You often wear a tailored 3-piece suit, is it a necessity or a choice?

If you are going to do good work, then you must look and feel good. I enjoy dressing the part – even when creating a piece of work. There is something reinforcing about wearing a quality garment when producing a painting or sculpture. I find it a solemnizing act.

Where do you find your inspiration?

Daily life. The intentionally restricted colour palette in this series of paintings is derived from what I see each and every day in Beijing. I am bringing my eye to what surrounds me.

I feel sometimes that I am some extraterrestrial within a vast alien landscape, nevertheless, sometimes it is easier to see the earth from an alien perspective and, seen from the moon, we are all just artists and audience.



 A Reinvention of Greek Tragedy, 2015, oil on linen, 100 x 80 cm.


It seems that a lot of your works have a mysterious element, like an unsolved puzzle left for the viewer to solve – both the viewers within the paintings and also the viewers in front of the paintings.

My constant battle is to open enough of a window in the artwork, to allow anyone to universally understand the possibilities inherent within the work as it relates to them   on an individual basis.

Would you produce different art if you weren’t in China?

Anyone who is not influenced by his or her surroundings is possibly ignorant, immune or insulated. All three are, I believe, sad options to be avoided at all cost. As both an artist and viewer/observer it is impossible for me to prevent the tendrils extending from what exists around me to attach them selves to me. So of course my art would be developing in a different manner if I existed outside China, but the works I am producing, I believe still have a universality to them that works across cultures.

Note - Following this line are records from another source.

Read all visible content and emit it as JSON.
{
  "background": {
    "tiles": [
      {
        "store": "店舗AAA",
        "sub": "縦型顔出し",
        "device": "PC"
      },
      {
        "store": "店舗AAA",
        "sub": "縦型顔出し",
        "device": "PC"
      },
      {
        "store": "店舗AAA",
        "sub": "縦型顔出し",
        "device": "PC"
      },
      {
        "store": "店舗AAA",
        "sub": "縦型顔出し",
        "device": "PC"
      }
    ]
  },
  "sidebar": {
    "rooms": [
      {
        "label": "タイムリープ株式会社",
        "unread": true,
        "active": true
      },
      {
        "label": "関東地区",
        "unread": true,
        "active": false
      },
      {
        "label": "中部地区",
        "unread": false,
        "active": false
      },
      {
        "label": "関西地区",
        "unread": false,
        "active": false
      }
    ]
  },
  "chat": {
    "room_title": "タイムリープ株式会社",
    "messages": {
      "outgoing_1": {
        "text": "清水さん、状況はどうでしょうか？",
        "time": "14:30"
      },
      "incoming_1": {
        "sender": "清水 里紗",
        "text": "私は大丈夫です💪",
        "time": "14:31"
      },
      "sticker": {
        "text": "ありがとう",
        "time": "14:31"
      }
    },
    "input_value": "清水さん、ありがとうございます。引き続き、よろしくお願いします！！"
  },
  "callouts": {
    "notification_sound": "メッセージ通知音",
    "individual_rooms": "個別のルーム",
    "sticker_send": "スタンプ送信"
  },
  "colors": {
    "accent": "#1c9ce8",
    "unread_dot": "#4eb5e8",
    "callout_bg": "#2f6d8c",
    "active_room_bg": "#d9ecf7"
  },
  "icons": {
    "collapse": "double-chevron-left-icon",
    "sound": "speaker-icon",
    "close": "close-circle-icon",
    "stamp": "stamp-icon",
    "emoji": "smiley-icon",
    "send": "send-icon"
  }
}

Have you ever done any portraits?

No, but I would like to try some commissions, and I have a very dear friend whom I intend to do a portrait of this year - an amazing indigenous Australian woman, who is so strong and doing fanastic things for her people and country. I admire anyone who has that drive.

Is art the creator of social change or merely a reaction to it?

I think art has the opportunity and obligation to be both. These current works also act as an observation of social change too.

Do you believe art to be a subject or an object?

I think that the object is the subject, irrespective of what that object is.